Один раз в журнале «Октябрь» неведомо с какого похмелья, вдруг пообещали напечатать в двенадцатом номере, Глеб прождал почти год, в течение которого почти не писал, мечтал увидеть свое произведение, будто находясь в горячечном бреду, перечитал в библиотеке подшивки «Октября» за все имеющиеся периоды, но в конце концов его так и не напечатали. Когда ему в читальном зале принесли последний в том году номер, он открыл его прямо у стойки библиотекарши, испытав разочарование, подобное тому, как если бы построил во сне чудесный замок, долго и необыкновенно счастливо жил в нем, вдруг проснулся, и понял, что замка того никогда на самом деле не существовало.

С появлением литературных интернет-платформ столичные журналы посланиям из провинции начали удивляться еще более: зачем шлёте, кто вы такой, что из себя представляете? Идите-ка в свой Самиздат, там вам самое место! У нас мэтры европейского уровня с нобелевскими лауреатами в очередь до угла квартала выстроились печататься. А вы кто есть такой? Знаете что? Не шлите больше ничего, по электронной почте особенно, пожалуйста, сделайте такую милость – освободите, христа ради, от обязанности читать свою ерунду с экрана в служебное время, необходимое для выполнения настоящей работы.

Впрочем, человек пишущий, подобно тысячам другим, вкусившим греховную радость творчества, Глеб Заваркин не скоро осознал окончательно и бесповоротно, что плетью обуха не перешибёшь, и с того момента начал писать просто «в стол», то есть в Самиздат, заведя там свою, никому не нужную страничку, среди тысячи других, и с тем смирившись. Чего скрывать – весьма любопытное занятие, между нами, пожилыми мальчиками, говоря.

Вот тогда-то, скорее из любопытства, а не из желания попасть в настоящие литераторы, вздумалось ему посещать семинар для молодых и начинающих при союзе писателей. И хотя не считал себя ни начинающим, ни тем более молодым, это с присущей семейству Заваркиных пунктуальностью, являлся тика в тику еженедельно в назначенное время.

Впоследствии не на шутку разохотился, начал просто так забегать в Союз – поболтать с молоденькой веселой секретаршей о новостях литературного процесса в стране, впрочем, без всяких там посторонних намерений, сугубо по-товарищески: секретарша была поэтической звездой местного небосклона, автором многих стихов, ставших песнями, которые очень нравились Заваркину, и даже училась заочно в Литинституте.

По началу на местной стезе и ему вдруг подфартило: один самый маленький рассказик с подачи приятеля по семинару, Саши Толкачева, артиста и драматурга, уже имевшего определенный вес в литкругах, опубликовали в местной газете. Три других тоже опубликовали в общем сборнике пишущей братии. Руководитель семинара помог собрать первую книжку и, приложив значительные усилия, после успешного участия Глеба в зональном совещании молодых писателей, втиснул рукопись на очередь в издательство. Представьте себе новость: его вдруг начали узнавать в коридорах даже настоящие писатели, среди которых известные матёрые дядечки, бывало нет-нет, да кивнут мимоходом с улыбкой, как своему: «Бегаешь, мол? Крутишься? Ну, крутись-вертись!».

 

Дрожь с головы до ног так и окатит. В один прекрасный день Глебушка имел неосторожность поздороваться первым с двумя таковыми – седыми, почтенными, в сорок пуд, расшаркался… Те попридержали поступь, и один у другого спрашивает довольно громко, будто сам глуховат и другой не сильно слышит: «А кто это?».
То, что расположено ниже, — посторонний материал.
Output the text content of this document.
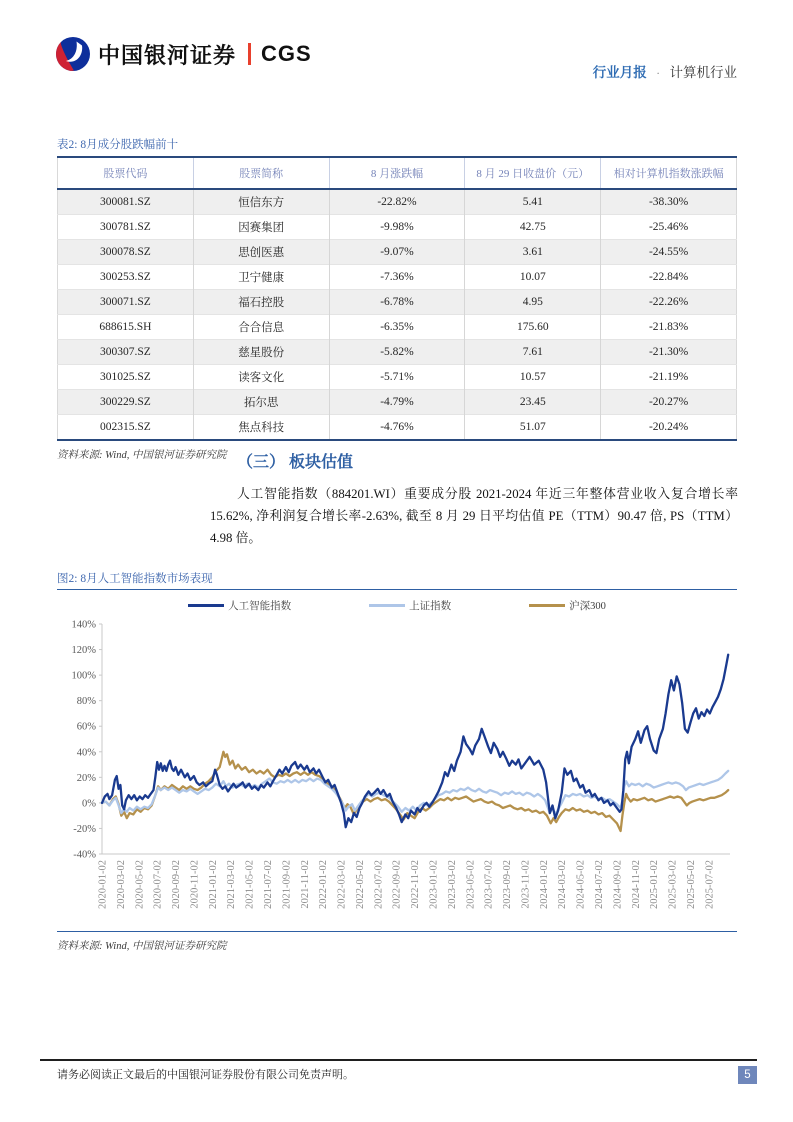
中国银河证券 CGS
行业月报 · 计算机行业
表2: 8月成分股跌幅前十
股票代码	股票简称	8 月涨跌幅	8 月 29 日收盘价（元）	相对计算机指数涨跌幅
300081.SZ	恒信东方	-22.82%	5.41	-38.30%
300781.SZ	因赛集团	-9.98%	42.75	-25.46%
300078.SZ	思创医惠	-9.07%	3.61	-24.55%
300253.SZ	卫宁健康	-7.36%	10.07	-22.84%
300071.SZ	福石控股	-6.78%	4.95	-22.26%
688615.SH	合合信息	-6.35%	175.60	-21.83%
300307.SZ	慈星股份	-5.82%	7.61	-21.30%
301025.SZ	读客文化	-5.71%	10.57	-21.19%
300229.SZ	拓尔思	-4.79%	23.45	-20.27%
002315.SZ	焦点科技	-4.76%	51.07	-20.24%
资料来源: Wind, 中国银河证券研究院 （三） 板块估值

人工智能指数（884201.WI）重要成分股 2021-2024 年近三年整体营业收入复合增长率 15.62%, 净利润复合增长率-2.63%, 截至 8 月 29 日平均估值 PE（TTM）90.47 倍, PS（TTM）4.98 倍。

图2: 8月人工智能指数市场表现
人工智能指数	上证指数	沪深300
140%
120%
100%
80%
60%
40%
20%
0%
-20%
-40%
2020-01-02 2020-03-02 2020-05-02 2020-07-02 2020-09-02 2020-11-02 2021-01-02 2021-03-02 2021-05-02 2021-07-02 2021-09-02 2021-11-02 2022-01-02 2022-03-02 2022-05-02 2022-07-02 2022-09-02 2022-11-02 2023-01-02 2023-03-02 2023-05-02 2023-07-02 2023-09-02 2023-11-02 2024-01-02 2024-03-02 2024-05-02 2024-07-02 2024-09-02 2024-11-02 2025-01-02 2025-03-02 2025-05-02 2025-07-02
资料来源: Wind, 中国银河证券研究院
请务必阅读正文最后的中国银河证券股份有限公司免责声明。	5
Другой не менее громко, глядя прямо перед собой из-под суровых седых бровей, отвечает: «Протеже Н-ской».

«А кто такая Н-ская? – разволновался уже Заваркин. – Знакомая, между прочим, фамилия. Ах, да, ведь это редактор областной газеты, напечатавшей первый рассказик».

Тут сделалось ему непреодолимо стыдно, даже противно, как начинающему альфонсу без особых внешних данных, которому законные мужи принародно указали его место. Другой возможно проглотил бы и не поперхнулся, эк, подумаешь – не обматерили, в конце концов, не выгнали вон поганой метлой за неспособность, но Глебушка обиделся всерьёз, надолго, почти навсегда.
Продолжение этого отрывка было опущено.